Architecture studio DABG/deAbajoGarcia adapted to the site's conditions and proposed for Creneas a main structure based on a steel truss resting on the concrete walls of the basement, respecting the existing vegetation. Furthermore, it resolves the main spaces with a CLT timber structure, focusing on spatial quality and orientation, embracing the preexisting elements with its geometry and organizing the floor plan into two halves.
In Creneas, the decision was made to open the rooms to the garden, creating a gallery protected by a practicable latticework that allows residents to enjoy all the spaces, both interior and exterior, and connect them with each other and with their surroundings. The structure frees up the entire space, allows for a generous influx of light and optimal ventilation, and brings residents closer to their immediate surroundings thanks to sustainable and innovative construction decisions.

Creneas by DABG/deAbajoGarcia. Photograph by Montse Zamorano.

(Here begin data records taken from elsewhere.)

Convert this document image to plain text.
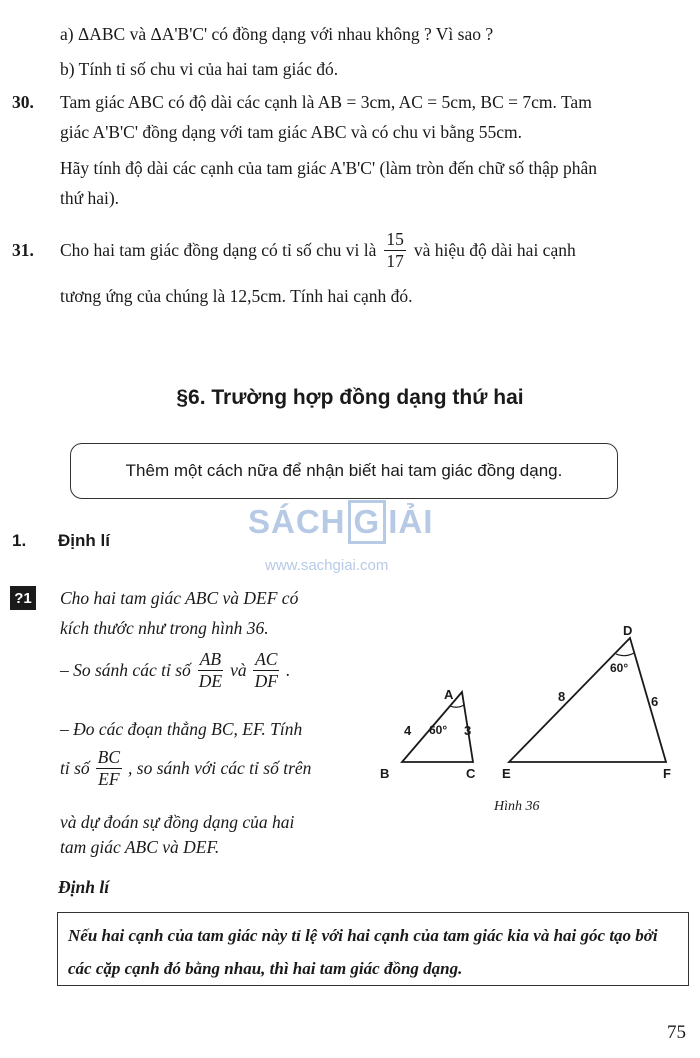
a) ΔABC và ΔA'B'C' có đồng dạng với nhau không ? Vì sao ?
b) Tính tỉ số chu vi của hai tam giác đó.
30. Tam giác ABC có độ dài các cạnh là AB = 3cm, AC = 5cm, BC = 7cm. Tam
giác A'B'C' đồng dạng với tam giác ABC và có chu vi bằng 55cm.
Hãy tính độ dài các cạnh của tam giác A'B'C' (làm tròn đến chữ số thập phân
thứ hai).
31. Cho hai tam giác đồng dạng có tỉ số chu vi là $\frac{15}{17}$ và hiệu độ dài hai cạnh
tương ứng của chúng là 12,5cm. Tính hai cạnh đó.
§6. Trường hợp đồng dạng thứ hai
Thêm một cách nữa để nhận biết hai tam giác đồng dạng.
SÁCH G IẢI
www.sachgiai.com
1. Định lí
?1 Cho hai tam giác ABC và DEF có
kích thước như trong hình 36.
– So sánh các tỉ số $\frac{AB}{DE}$ và $\frac{AC}{DF}$ .
– Đo các đoạn thẳng BC, EF. Tính
tỉ số $\frac{BC}{EF}$ , so sánh với các tỉ số trên
và dự đoán sự đồng dạng của hai
tam giác ABC và DEF.
A
B	C
4	3
60°
D
E	F
8	6
60°
Hình 36
Định lí
Nếu hai cạnh của tam giác này tỉ lệ với hai cạnh của tam giác kia và hai góc tạo bởi các cặp cạnh đó bằng nhau, thì hai tam giác đồng dạng.
75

Project description by DABG/deAbajoGarcia
The tectonic logics of Creneas reflect the ability of architecture to address challenges in an expanded context. Although the scale of a single-family home is small, this condition facilitates a direct approach to global issues, reflections on the modes of living and new construction approaches.
The project relies on an industrialized construction system and dry assemblies as means to optimize resources and reduce emissions, minimizing the generation of waste and incorporating the logic of the life cycle of materials in response to the demands of the climate emergency.
Creneas adds this interest to the particularities of the context. In this case, the difficulties of the site forced to reduce the impact of the foundation on the ground. For this reason, the main structure is a steel truss, which rests at two points on the concrete walls of a basement that occupies 50% of the surface, respecting the roots of the existing trees. The rest of the structure cantilevers in two directions and the slabs that complete the ground floor are braced by means of tensile rods. The light structure of the first floor rests on the truss. Its geometry subtly embraces the water well and the elm at the entrance. The central support axis organizes the floor in two parts. Taking into account the spatial quality generated by the free heights, the orientation and the infrastructural requirements, the main spaces are resolved with an exposed CLT wood structure, and open to the light from the south.

The servant spaces are organized in the northern half, with steel sheet slabs through which all the installations are channeled. The work went through multiple unforeseen events, its start being cut short by the arrival of the pandemic. Once started, the supply crisis and successive price increases made both the purchase of wood and the execution of the truss difficult. It was a small company that, by breaking up the structure into smaller parts to facilitate its manufacture in the workshop and transport to the site with the available means, made its execution viable.
The entire façade was executed in a very short time with an industrialized dry assembly system. Spatially, the rooms that open onto the garden are particularly noteworthy: the living room - of large vertical dimensions - with a large window, interrupted only by the tensors that support the slab and the bedrooms on the upper floor, which overlook a gallery protected from the sun by a practicable wooden lattice. The unique structure allows the entire space to be freed up and the program informs the decisions on the filling for a residential solution.